Acrobatics has a long tradition in Wuqiao. According to the county's annals, local people traditionally liked to dress up in colorful costumes and masks of beasts and perform acrobatic feats at festivals, weddings and birthday celebrations. Every year after the autumn harvest, an acrobatic fair would be held from the mid-eighth to the mid-ninth lunar month. It was an occasion for acrobats, magicians and puppeteers from all over the country to compete and learn from one another, visit masters and peers, and set up circus troupes. At the same time, circus props such as knives and swords, and some animals, such as dogs, monkeys, bears and snakes, would be sold at the fair. When the fair ended, players and troupes continued on with their nomadic lifestyle, roaming China and even abroad in order to earn a living performing stunts.
The Wuqiao people's predisposition to acrobatics could be attributed to the local natural environment. Wuqiao is located in the lower reaches of the Yellow River. The Beijing-Hangzhou Grand Canal flows through the county in the west. Criss-crossing rivers and creeks cover a majority of the county's land area, making it prone to flooding, and the soil itself is infertile, making agriculture unprofitable. Local people therefore had to learn other skills such as acrobatics to forge a living.

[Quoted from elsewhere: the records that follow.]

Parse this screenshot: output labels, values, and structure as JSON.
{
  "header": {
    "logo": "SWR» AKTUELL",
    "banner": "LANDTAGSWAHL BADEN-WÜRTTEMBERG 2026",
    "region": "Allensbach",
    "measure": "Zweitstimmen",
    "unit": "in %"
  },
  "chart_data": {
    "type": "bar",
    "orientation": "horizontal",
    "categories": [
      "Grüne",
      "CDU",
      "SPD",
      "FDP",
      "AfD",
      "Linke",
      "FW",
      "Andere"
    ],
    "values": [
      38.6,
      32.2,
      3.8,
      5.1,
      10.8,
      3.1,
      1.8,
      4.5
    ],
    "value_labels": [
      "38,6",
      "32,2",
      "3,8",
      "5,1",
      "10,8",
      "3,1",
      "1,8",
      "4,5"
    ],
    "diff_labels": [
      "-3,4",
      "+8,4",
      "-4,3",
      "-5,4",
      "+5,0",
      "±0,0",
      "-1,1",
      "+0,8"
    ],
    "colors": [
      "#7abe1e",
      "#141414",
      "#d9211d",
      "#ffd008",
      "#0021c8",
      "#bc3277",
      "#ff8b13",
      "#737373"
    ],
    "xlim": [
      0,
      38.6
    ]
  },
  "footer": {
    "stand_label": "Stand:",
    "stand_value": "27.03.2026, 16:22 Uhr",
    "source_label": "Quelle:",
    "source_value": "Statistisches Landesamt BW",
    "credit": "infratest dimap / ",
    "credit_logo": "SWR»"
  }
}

Acrobatics in Wuqiao falls into many schools, all with different features. In the mid-Ming Dynasty (1368-1644), two schools had gradually been developed – the East and the West. The West School grew faster, becoming popular all over Wuqiao County and was divided into several branches, including the Lius' martial arts and equestrianism, the Qis' qigong and the Taos' magic and tricks. All branches were traditionally distinctive from one another. As communication and exchanges increased, however, the different branches gradually integrated and became one. In 1917, Wuqiao acrobat Sun Fuyou recruited the best performers belonging to different branches and set up China's first big circus and went on to win renown throughout Southeast Asia.
Traditional Wuqiao acrobatics falls into four categories (martial arts, sideshows, animal training and magic tricks) and 13 types (martial arts, balancing with head, juggling with feet, hand tricks, trick-cycling, horsemanship, tricks high in the air, wire-walking, jumping through the rings, vocal imitation, mouth tricks, magic and others, such as kicking the shuttlecock and juggling diabolos). Apart from handing down cherished techniques from generation to generation of apprentices, Wuqiao acrobats ensure the vitality of this cultural heritage by learning and incorporating other art forms, creating new spectacles such as lion dancing, flag performances, "cage of death" car stunts, double-swinging and many more.
In this year's festival, acrobats introduced the concept of "new acrobatics," which integrated acrobatics into other art forms like dance and music. This came with the application of new technologies so as to bring high-level visual and sound effects to the performances.